One of the ways East and West have separated in the past centuries is that the East values the community and the West has lionized the individual. Surely the best reality is a balance between the two. China went far to the community, treating nonconformers with a bullet to the back of the head and billing the bullet to the family on grounds that they should have controlled that person. America went far to the individual, romanticizing murderers. In the West that lies so far west it’s East, we see suicide bombers, a betrayal of both self and community.

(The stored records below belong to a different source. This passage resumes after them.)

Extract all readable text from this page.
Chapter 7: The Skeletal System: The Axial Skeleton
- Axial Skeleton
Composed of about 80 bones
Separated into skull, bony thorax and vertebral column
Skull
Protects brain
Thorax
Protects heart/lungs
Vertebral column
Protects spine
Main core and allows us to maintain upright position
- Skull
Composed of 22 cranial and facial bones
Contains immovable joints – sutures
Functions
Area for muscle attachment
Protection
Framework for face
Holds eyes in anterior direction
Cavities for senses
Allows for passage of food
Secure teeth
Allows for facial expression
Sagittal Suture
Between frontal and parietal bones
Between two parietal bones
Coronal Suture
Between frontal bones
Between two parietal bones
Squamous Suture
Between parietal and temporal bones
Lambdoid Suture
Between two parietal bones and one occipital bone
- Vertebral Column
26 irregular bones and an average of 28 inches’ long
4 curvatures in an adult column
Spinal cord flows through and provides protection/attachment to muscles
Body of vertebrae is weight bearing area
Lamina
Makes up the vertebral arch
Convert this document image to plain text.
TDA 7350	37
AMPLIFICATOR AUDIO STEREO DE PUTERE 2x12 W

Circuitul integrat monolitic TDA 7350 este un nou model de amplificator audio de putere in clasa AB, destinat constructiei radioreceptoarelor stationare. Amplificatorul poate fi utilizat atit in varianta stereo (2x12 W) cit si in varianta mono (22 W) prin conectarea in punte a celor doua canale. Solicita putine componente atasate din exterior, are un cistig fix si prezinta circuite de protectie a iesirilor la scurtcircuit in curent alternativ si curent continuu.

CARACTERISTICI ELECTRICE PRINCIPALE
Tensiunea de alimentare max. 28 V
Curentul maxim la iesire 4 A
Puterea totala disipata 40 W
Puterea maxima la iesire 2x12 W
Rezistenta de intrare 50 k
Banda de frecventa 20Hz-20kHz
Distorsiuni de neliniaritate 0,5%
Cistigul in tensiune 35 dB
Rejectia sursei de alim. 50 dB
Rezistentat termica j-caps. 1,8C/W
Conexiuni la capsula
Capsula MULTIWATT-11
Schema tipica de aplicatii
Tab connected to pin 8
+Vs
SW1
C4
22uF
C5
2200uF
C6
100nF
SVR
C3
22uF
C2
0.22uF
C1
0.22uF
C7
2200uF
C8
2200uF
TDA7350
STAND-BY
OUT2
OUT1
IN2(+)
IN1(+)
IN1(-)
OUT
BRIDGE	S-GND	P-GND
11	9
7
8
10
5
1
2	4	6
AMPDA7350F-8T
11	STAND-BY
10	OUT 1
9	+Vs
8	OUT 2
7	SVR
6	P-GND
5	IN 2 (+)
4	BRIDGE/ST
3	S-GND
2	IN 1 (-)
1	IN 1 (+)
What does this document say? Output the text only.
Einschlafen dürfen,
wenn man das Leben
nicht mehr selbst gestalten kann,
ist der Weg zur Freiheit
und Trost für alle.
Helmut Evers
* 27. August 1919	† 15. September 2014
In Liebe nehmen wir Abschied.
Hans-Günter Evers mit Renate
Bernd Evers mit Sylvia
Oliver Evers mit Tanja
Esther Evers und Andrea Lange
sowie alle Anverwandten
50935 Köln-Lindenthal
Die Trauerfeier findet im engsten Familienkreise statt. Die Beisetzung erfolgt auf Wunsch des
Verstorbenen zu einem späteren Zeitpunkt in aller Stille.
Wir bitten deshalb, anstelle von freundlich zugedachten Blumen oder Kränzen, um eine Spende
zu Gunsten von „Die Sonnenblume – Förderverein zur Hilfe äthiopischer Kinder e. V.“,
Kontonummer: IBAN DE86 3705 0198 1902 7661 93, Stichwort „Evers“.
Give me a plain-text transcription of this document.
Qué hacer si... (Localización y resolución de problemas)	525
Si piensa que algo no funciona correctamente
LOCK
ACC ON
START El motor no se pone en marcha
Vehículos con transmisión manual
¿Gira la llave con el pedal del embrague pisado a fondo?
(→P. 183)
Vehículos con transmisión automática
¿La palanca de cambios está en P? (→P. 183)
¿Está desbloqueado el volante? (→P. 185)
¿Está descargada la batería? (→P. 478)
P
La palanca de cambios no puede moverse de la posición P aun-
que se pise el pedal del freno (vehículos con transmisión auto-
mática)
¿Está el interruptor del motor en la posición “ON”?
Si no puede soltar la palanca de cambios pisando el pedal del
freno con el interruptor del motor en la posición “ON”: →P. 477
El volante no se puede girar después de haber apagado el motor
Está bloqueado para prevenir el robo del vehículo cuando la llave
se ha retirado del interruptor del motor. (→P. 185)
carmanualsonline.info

Rafe Esquith’s fifth graders are learning a citizenship created around great ideas, yet by calling out their own human-ness. They go to Washington, D.C., they go to South Dakota, they see the monuments. They do NOT go to Disneyland, which is in their backyard anyway. I have said before that these are “tomorrow’s people,” a mixture of Asian, Hispanic, Native American on both coasts and in the southern part of the US. They feel their affinity for each other, based on appearance underlaid by a genome that has long been the foundation of human settlement on these American continents, which makes them different from any subsequent Euro-immigration. They can break the black/white deadlock that holds us hostage and, hopefully, also the deadlocked two-party political system. Radical means going to the roots. It can be done with thought rather than violence.